There are many risk factors for heart diseases: age, sex, tobacco use, physical inactivity, non-alcoholic fatty liver disease, excessive alcohol consumption, unhealthy diet, obesity, genetic predisposition and family history of cardiovascular disease, raised blood pressure (hypertension), raised blood sugar (diabetes mellitus), raised blood cholesterol (hyperlipidemia), undiagnosed celiac disease, psychosocial factors, poverty and low educational status, air pollution, and poor sleep. While the individual contribution of each risk factor varies between different communities or ethnic groups the overall contribution of these risk factors is very consistent. Some of these risk factors, such as age, sex or family history/genetic predisposition, are immutable; however, many important cardiovascular risk factors are modifiable by lifestyle change, social change, drug treatment (for example prevention of hypertension, hyperlipidemia, and diabetes). People with obesity are at increased risk of atherosclerosis of the coronary arteries.

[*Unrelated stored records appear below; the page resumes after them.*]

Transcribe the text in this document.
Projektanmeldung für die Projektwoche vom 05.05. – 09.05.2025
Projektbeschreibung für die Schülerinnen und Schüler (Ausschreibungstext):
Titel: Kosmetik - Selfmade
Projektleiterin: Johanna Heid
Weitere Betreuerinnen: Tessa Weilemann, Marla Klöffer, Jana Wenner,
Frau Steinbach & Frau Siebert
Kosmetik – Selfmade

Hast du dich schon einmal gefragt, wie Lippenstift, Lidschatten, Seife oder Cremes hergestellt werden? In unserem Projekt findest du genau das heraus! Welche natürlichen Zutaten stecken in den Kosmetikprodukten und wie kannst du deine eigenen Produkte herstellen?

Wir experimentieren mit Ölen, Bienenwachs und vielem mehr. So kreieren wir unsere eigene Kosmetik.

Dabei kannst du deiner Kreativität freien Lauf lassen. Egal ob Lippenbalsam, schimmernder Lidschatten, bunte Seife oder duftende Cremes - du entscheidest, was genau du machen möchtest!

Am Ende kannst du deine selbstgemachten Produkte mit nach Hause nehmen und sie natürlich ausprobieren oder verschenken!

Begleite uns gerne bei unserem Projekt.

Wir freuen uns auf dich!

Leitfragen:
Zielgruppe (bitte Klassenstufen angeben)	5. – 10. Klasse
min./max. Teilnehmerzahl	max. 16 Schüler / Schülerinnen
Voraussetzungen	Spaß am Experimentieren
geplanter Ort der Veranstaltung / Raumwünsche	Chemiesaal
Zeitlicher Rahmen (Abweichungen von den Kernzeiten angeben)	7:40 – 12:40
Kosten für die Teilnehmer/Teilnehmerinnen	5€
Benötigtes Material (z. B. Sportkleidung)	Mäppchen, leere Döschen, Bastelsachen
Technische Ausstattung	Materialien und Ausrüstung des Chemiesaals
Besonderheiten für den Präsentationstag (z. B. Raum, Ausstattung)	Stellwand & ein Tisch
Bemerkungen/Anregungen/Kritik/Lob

Cardiovascular disease in a person's parents increases their risk by ~3 fold, and genetics is an important risk factor for cardiovascular diseases. Genetic cardiovascular disease can occur either as a consequence of single variant (Mendelian) or polygenic influences. There are more than 40 inherited cardiovascular disease that can be traced to a single disease-causing DNA variant, although these conditions are rare. Most common cardiovascular diseases are non-Mendelian and are thought to be due to hundreds or thousands of genetic variants (known as single nucleotide polymorphisms), each associated with a small effect.